While, im not able to do make those separations all the time, I still believe in the basic idea that people are good and that our environment beautifully and seamlessly inlays division and mistrust of eachother.
If class doesn’t separate us, then race.If not race, then age.If not age, then sex.Sex, then sexuality.Sexuality, then gender. Gender then awareness.If not this, then that until I’m standing alone wondering why I feel so damn lonely.
Im angry. Angry with people who don’t understand what’s happening right under our noses,Angry with middle and owning classes unaware of privilege and luxury,Angry with people who don’t think their racist,(And because this just happened) Angry with people who trick me into eating meat when they know I don’t eat it!

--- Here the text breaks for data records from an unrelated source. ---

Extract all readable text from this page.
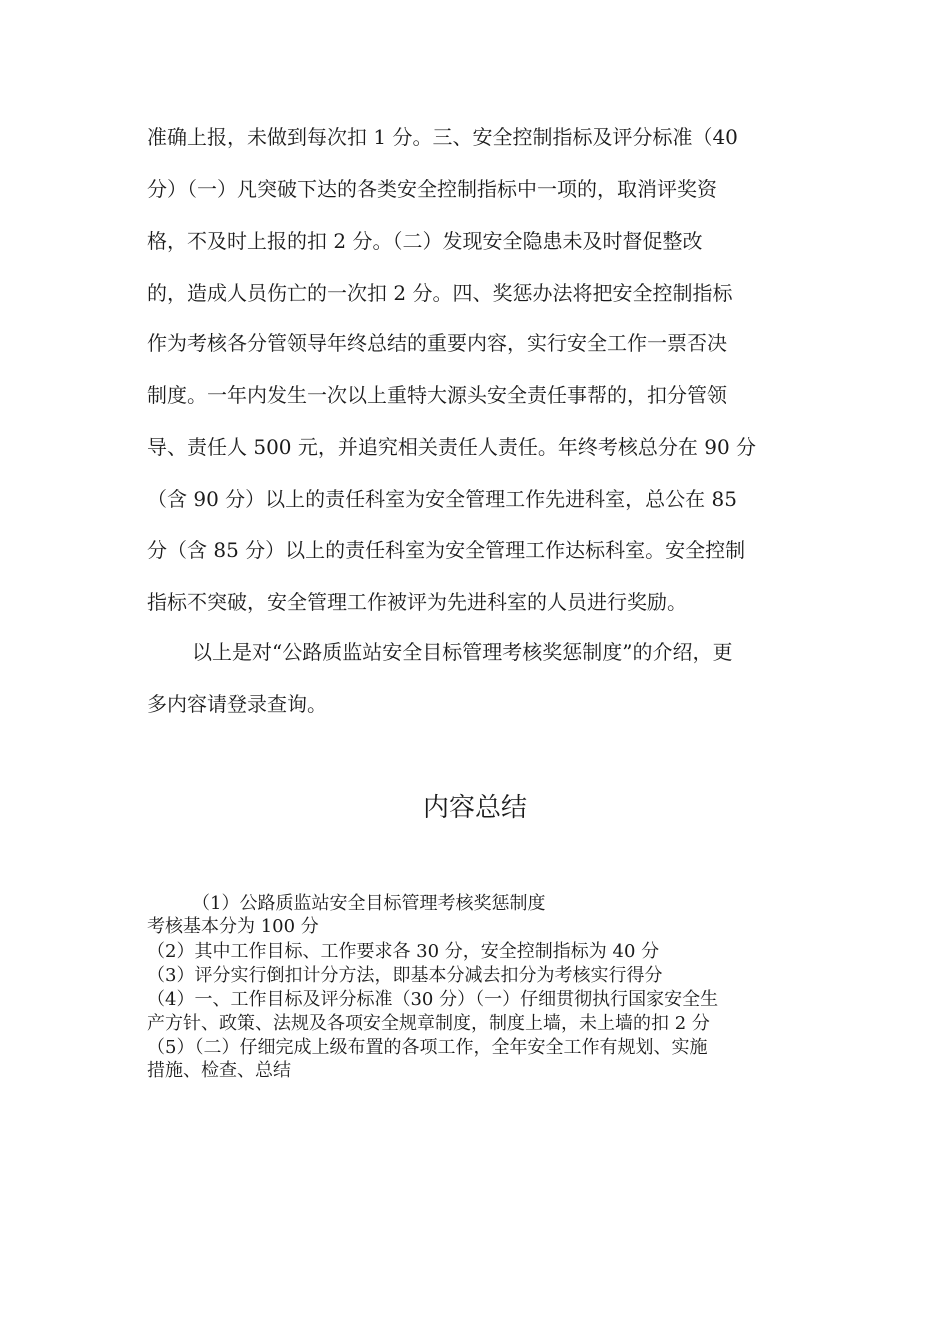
准确上报，未做到每次扣 1 分。三、安全控制指标及评分标准（40
分）（一）凡突破下达的各类安全控制指标中一项的，取消评奖资
格，不及时上报的扣 2 分。（二）发现安全隐患未及时督促整改
的，造成人员伤亡的一次扣 2 分。四、奖惩办法将把安全控制指标
作为考核各分管领导年终总结的重要内容，实行安全工作一票否决
制度。一年内发生一次以上重特大源头安全责任事帮的，扣分管领
导、责任人 500 元，并追究相关责任人责任。年终考核总分在 90 分
（含 90 分）以上的责任科室为安全管理工作先进科室，总公在 85
分（含 85 分）以上的责任科室为安全管理工作达标科室。安全控制
指标不突破，安全管理工作被评为先进科室的人员进行奖励。
以上是对“公路质监站安全目标管理考核奖惩制度”的介绍，更
多内容请登录查询。
内容总结
（1）公路质监站安全目标管理考核奖惩制度
考核基本分为 100 分
（2）其中工作目标、工作要求各 30 分，安全控制指标为 40 分
（3）评分实行倒扣计分方法，即基本分减去扣分为考核实行得分
（4）一、工作目标及评分标准（30 分）（一）仔细贯彻执行国家安全生
产方针、政策、法规及各项安全规章制度，制度上墙，未上墙的扣 2 分
（5）（二）仔细完成上级布置的各项工作，全年安全工作有规划、实施
措施、检查、总结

Staying angry is a stagnant place.; it further solidifies separation between each other. I feel, though, that anger is part of the journey- that it allows passage into another place. This place allows one to see the separation of a person and the pattern- an opening beyond a ‘safe’ space for conscious women.
Later in the preface, Gloria Anzaldua addresses safe spaces and urges:
Staying ‘home’ and not venturing out from our own group comes from woundedness, and stagnates our growth. To bridge means loosening our borders, not closing off to others….To bridge is to attempt community, and for that we must risk being open to personal, political, and spiritual intimacy, to risk being wounded(3).
I am completely on board, intellectually, but in daily practice, I loose stamina quickly. There is much work to be done. So let’s not be stagnant.
I hope these thoughts make sense to some one out there and gives the courage to feel less alone and continue making progress.